Koko Brown Nut Brown Ale is an abomination.  I did not read the label fully before taking my first drink and almost did a spit take afterwards.  What could be so wrong with a nut brown ale?  I love Newcastle, so it should be a home run right?  Except for the inclusion of freakin’ toasted coconut.  There are two flavors, in my opinion, that should never, ever be included in any beers: coconut and banana.  No ifs, ands, or buts about the exclusion.  It’s an absolute.  I left five full bottles for the cleaning crew to take home or give to friends, if they can find someone willing to stomach the sickly taste of coconut in their beer.

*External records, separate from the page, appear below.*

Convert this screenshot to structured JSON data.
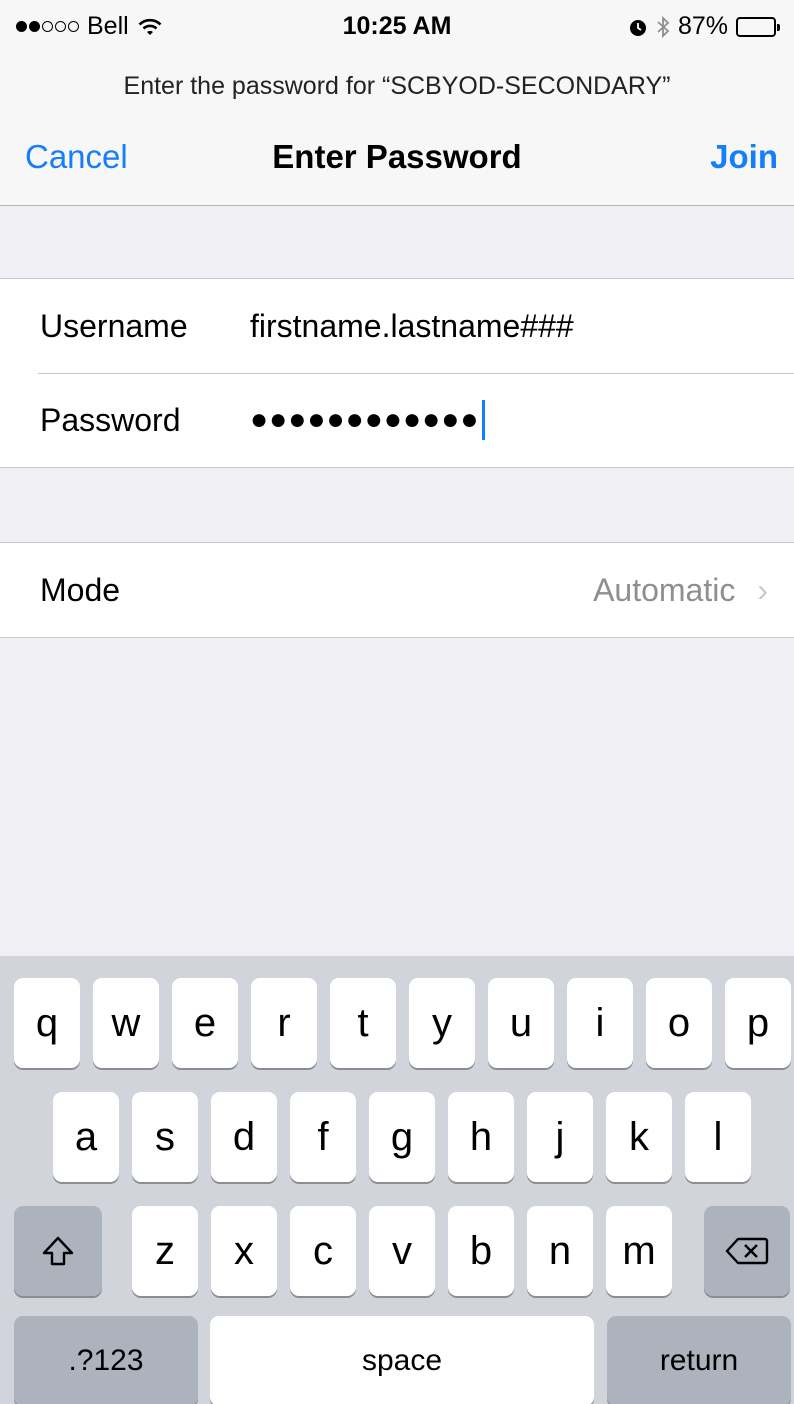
{
  "status_bar": {
    "carrier": "Bell",
    "signal_strength": 2,
    "signal_total": 5,
    "time": "10:25 AM",
    "battery_percent": "87%",
    "battery_level": 0.87
  },
  "prompt": "Enter the password for “SCBYOD-SECONDARY”",
  "nav": {
    "cancel_label": "Cancel",
    "title": "Enter Password",
    "join_label": "Join"
  },
  "credentials": {
    "username_label": "Username",
    "username_value": "firstname.lastname###",
    "password_label": "Password",
    "password_masked": "●●●●●●●●●●●●"
  },
  "mode": {
    "label": "Mode",
    "value": "Automatic"
  },
  "keyboard": {
    "row1": [
      "q",
      "w",
      "e",
      "r",
      "t",
      "y",
      "u",
      "i",
      "o",
      "p"
    ],
    "row2": [
      "a",
      "s",
      "d",
      "f",
      "g",
      "h",
      "j",
      "k",
      "l"
    ],
    "row3": [
      "z",
      "x",
      "c",
      "v",
      "b",
      "n",
      "m"
    ],
    "numbers_label": ".?123",
    "space_label": "space",
    "return_label": "return"
  },
  "colors": {
    "accent": "#157efb",
    "keyboard_bg": "#d1d5db",
    "special_key": "#adb3bc"
  }
}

Since 2010 Kona Brewing Company is part of the Craft Brew Alliance.  CBA is a partnership between Widmer Brothers Brewing, Redhook Ale Brewery, and Kona Brewing Company to leverage the combined expertise of the three companies while executing independent business plans.  It’s an interesting answer to the trend of big macro brewers buying up smaller fish to improve their “beer cred.”  It’s something that I am going to have to look into.